What you need to know:
- In an effort to improve data collection, the government has added sugarcane and grapes to the list of crops sold through cooperative unions, while also including beans on the list
Dar es Salaam. Farmers’ incomes increased by 13 percent over the just ended season, as attempts to improve data collecting outweighed a drop in output from some key products.
In an effort to improve data collection, the government has added sugarcane and grapes to the list of crops sold through cooperative unions, while also including beans on the list.
Earnings are likely to rise further in the 2022/23 season, given the trade season for some produce, such as cashew nuts and coffee, is still ongoing.
At the same time, in 2022/23, other crops such as sesame have been sold through cooperative unions in some regions such as Lindi, Mtwara, and Ruvuma, while they have been exchanged through normal channels in others.
Official data from the ministry of Agriculture gathered by the Tanzania Cooperatives Development Commission (TCDC) show that farmers earned Sh1.752 trillion in the 2022/23 as compared to Sh1.553 trillion garnered in the 2021/22 season.
The amount is equivalent to an increase of Sh199.493 billion.
However, the growth occurred despite low volumes and incomes recorded for key cash crops such as cashew nuts, coffee, sesame, and sisal traded through cooperative unions in the 2022/23 season.
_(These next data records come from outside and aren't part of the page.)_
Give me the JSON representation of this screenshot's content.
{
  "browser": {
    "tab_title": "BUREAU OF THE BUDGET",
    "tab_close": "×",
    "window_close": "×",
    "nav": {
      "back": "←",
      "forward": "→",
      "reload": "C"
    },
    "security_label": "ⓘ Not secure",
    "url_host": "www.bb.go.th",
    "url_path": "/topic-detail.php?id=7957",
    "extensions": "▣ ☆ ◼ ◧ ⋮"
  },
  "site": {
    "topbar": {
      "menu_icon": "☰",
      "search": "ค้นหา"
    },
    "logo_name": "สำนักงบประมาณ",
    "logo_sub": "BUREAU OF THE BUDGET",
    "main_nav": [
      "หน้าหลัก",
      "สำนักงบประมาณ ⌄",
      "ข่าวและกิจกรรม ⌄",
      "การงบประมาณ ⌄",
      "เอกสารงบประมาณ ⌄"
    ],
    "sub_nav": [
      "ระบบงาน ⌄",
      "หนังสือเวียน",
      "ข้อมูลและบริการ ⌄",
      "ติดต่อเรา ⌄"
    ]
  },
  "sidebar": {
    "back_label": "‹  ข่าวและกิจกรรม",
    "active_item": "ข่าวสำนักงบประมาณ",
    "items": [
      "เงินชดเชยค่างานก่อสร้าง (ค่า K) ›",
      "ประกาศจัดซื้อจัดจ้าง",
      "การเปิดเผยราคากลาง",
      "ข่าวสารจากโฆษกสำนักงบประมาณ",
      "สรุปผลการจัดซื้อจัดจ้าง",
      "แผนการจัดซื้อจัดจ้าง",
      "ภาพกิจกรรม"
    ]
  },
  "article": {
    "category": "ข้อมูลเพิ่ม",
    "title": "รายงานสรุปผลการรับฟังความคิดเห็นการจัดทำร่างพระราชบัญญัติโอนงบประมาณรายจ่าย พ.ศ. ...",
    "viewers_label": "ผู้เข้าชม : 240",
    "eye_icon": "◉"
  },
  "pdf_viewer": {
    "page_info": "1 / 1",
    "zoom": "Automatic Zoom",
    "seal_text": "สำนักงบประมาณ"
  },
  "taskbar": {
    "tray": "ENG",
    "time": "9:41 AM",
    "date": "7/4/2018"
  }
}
Furthermore, the report shows that cashew growers earned Sh325.93 billion after selling 175,269 tonnes of the crop during the 2022/23 season. However, this is less than the Sh488.986 billion collected by farmers in Mtwara, Lindi, Ruvuma, and Coast regions from sales of 231,102.92 tonnes during the previous season.
Similarly, coffee farmers received Sh357.756 billion from 55,041.76 tonnes in 2022/23, compared to Sh410.523 billion from 59,278.15 tonnes in 2021/22.
Despite a decrease in the volume of sesame handled through cooperative unions from 81,447.04 tonnes to 79,170.43 tonnes, farmer incomes increased from Sh195.356 billion in 2022/23 to Sh245.130 billion. This suggests that sesame producers were offered higher prices during the current season. However, sisal farmers earned Sh9.611 billion from 2,838.51 tonnes in 2022/23, compared to Sh18.784 billion from 4,934 tonnes traded through cooperative unions in 2021/22.
Farmers’ incomes from various products marketed through cooperative unions climbed dramatically in 2022/23, including tobacco, cotton, cocoa, tea, peas, and soya. However, revenues from three products, namely grapes, sugarcane, and beans, that were not traded through cooperative unions in 2021/22 have been included in the current season. Dr Benson Ndiege, the registrar of cooperative societies, told The Citizen that data gathering for crops supplied through cooperative unions has been greatly boosted.
“For this reason, sugarcane and grapes that aren’t listed among the crops sold through cooperative unions in the 2021/22 season have been included in the 2022/23 data,” he said.
“At the same time, we are working to enhance the amount of crops exchanged through cooperative unions, with beans as one of the fresh crops now traded through the system,” he added.
When reached yesterday, Mr Hussein Bashe, the minister for Agriculture, provided details of the government’s efforts to ensure that farmers’ incomes keep rising. According to him, while cereals go through around six steps from production to consumer consumption, cash crops go through a great deal more.
For cereals the stages begin with farmers; primary aggregators, secondary aggregators, processors, wholesalers and retailers before reaching the table, according to the minister.
The minister who doubles as Nzega Urban MP said for cash crops, the steps begin with a farmer proceeding to primary aggregators; cooperative unions; middlemen or agents; exporters; processors; wholesalers; supermarkets; retailers and then to the table.
“Through strengthening primary aggregation and building more warehouses, the government is attempting to shorten these processes. The warehouses will enhance agricultural storage and raise market prices for crops by at least 10 percent to 20 percent,” he said.
“We are also building an enabling environment for cooperative unions to shift from being service providers to becoming typical business minded. This involves increasing the number of crops traded through the Warehouse Receipt System (WRS) with recent efforts aimed at ensuring that rice is included.”
Additionally, he noted that the government had made it easier for cooperative union officials to travel abroad on study trips and that this gave cooperative unions greater authority to expand their focus on value addition. He claimed that a number of nations, including India, Benin, and the Cote d’Ivoire, had received the leaders.
“An emphasis is now given at promoting primary processing of agricultural produce in order to prevent farmers from selling raw products,” he said.
Mr Bashe said in order to make the focus more practical, the government was planning to provide cashew farmers with processing equipment in order to boost their ability to add value to the produce.